Israel Geller and his family

This is a picture of my husband Israel Geller's family. His mother Beshyva Geller, nee Vilenskaya is standing. My husband's grandmother Manita Vilenskaya is sitting, my three-year-old husband and his cousin Feiga are next to her. The photo was taken in Brusilov in 1914. My grandfather's older sister Beshyva, born in 1875, married Aron Geller, one of the ancestors to the 6th generation of famous Israel Besht [Baal Shem Tov], the founder of Hasidism, a just man and a miracle worker. Aron Gellers' father was a senior man at the synagogue in Khotin, chairman of the Jewish community and a well-respected man. They were very poor and decided to arrange for their sons to marry girls with a profession.

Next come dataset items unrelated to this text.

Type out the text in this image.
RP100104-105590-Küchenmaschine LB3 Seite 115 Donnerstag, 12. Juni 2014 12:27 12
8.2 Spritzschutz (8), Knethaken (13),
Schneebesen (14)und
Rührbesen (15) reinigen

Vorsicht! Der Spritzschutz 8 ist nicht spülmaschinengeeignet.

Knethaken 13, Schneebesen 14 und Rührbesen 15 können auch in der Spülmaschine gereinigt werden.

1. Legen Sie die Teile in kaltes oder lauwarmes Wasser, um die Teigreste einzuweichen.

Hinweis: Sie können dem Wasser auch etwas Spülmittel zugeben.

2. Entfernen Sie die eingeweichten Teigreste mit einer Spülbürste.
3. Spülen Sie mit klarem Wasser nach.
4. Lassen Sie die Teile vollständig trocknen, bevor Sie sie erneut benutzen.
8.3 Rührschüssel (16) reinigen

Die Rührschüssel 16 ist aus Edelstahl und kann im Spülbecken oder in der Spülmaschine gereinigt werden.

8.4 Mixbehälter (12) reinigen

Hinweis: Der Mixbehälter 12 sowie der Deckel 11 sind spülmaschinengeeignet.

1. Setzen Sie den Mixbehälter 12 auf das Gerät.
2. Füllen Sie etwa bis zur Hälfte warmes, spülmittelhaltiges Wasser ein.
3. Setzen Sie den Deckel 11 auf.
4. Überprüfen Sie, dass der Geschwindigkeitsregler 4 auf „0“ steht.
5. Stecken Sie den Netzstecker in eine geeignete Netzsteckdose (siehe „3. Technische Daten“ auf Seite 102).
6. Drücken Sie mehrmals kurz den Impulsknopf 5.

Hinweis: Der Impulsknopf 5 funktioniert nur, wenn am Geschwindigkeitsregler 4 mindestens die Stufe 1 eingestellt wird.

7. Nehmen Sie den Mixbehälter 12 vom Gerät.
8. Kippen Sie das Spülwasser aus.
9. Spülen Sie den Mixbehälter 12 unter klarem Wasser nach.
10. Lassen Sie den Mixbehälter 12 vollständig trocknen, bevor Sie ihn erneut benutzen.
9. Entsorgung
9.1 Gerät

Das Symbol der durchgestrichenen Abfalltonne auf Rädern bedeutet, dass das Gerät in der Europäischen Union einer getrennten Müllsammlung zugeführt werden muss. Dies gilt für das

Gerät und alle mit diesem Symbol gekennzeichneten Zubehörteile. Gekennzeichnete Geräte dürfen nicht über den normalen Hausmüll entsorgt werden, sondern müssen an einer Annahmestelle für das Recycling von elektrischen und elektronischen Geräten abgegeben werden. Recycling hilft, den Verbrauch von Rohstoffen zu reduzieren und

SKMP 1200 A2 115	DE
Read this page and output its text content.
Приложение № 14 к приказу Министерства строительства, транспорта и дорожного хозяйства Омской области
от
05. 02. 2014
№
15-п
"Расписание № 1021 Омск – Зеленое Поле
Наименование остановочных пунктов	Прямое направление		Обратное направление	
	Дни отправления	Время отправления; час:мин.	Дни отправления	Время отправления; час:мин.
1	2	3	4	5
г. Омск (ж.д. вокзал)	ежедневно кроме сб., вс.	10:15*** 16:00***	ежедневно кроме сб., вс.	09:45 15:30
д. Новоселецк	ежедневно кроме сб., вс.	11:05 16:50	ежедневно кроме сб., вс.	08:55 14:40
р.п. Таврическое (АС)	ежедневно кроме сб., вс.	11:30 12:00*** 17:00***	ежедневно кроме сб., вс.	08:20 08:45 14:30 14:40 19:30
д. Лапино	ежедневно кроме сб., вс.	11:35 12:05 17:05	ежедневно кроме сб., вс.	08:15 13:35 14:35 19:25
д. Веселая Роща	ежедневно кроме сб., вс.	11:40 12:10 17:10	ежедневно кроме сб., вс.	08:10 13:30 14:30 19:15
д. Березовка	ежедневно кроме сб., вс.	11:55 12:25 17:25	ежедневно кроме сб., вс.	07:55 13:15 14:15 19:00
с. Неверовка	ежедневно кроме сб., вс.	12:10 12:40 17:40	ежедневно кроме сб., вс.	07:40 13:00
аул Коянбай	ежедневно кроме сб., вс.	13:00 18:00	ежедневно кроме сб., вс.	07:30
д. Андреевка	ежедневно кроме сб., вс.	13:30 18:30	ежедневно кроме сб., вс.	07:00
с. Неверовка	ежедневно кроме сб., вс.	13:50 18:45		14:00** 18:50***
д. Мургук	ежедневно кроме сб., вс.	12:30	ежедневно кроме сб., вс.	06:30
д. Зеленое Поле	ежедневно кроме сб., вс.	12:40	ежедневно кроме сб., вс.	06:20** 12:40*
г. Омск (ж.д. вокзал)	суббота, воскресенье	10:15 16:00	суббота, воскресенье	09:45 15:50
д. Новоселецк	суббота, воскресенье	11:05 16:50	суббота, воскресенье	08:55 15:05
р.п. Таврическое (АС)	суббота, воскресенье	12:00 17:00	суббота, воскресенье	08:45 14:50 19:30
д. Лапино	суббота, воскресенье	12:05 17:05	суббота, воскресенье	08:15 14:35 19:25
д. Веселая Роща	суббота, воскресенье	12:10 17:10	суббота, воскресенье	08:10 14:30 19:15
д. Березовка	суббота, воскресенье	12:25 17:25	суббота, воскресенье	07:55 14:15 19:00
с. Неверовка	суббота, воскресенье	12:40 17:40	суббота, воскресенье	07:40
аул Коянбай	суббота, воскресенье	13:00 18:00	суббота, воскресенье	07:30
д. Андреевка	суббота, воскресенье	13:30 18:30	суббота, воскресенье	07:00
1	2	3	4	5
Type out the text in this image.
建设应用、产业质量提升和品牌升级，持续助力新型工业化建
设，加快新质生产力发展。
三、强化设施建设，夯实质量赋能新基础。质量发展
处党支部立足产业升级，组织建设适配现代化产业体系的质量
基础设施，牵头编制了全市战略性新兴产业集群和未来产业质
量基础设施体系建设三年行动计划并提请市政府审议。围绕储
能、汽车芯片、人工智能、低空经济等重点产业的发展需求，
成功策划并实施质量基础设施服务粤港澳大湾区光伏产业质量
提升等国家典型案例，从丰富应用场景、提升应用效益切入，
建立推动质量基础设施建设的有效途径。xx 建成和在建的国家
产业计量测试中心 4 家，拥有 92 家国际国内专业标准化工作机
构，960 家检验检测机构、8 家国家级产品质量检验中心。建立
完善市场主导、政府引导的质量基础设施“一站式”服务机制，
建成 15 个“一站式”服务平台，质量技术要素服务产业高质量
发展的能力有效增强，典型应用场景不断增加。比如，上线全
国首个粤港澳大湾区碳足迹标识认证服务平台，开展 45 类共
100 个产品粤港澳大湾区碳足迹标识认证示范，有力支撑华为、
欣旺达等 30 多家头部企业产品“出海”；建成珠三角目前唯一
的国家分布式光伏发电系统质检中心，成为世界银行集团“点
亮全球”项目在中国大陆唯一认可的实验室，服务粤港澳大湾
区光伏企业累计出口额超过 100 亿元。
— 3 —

Beshyva, who grew up in a poor family learned to sew at the age of ten and when she grew up she became a skilled dressmaker for poor Jews. Aron was neither smart - although he descended from a wise man - nor could he earn his living. They lived in Beshyva parents' house in Brusilov. They had two children: a son named Israel, born in 1910, and a girl, whose name I don't remember, born in 1913. In 1919 Beshyva's husband Aron died of typhoid. His six-year-old daughter passed away shortly afterwards. Beshyva was raising her son. Her son, Israel, studied in cheder. I don't know where he studied in Brusilov. In the middle of the 1920s Israel and Beshyva moved to Kiev. Israel went to the 7th grade then. After he finished school he worked as a laborer and loader, then he finished a rabfak and an agricultural college. In due time he became an outstanding scientist, agronomist, soil specialist, and an expert in growing sugar beets. Beshyva lived with her son's family in Kiev. She died at the age of 102. Feiga, was the 'black sheep' of the family, as they say. She didn't work and liked parties and drinking. People even said that she was hardly selective in her relationships with men. Sometime in 1925 she went swimming with a group of her companions and never returned. They said Feiga was drunk and drowned in the river.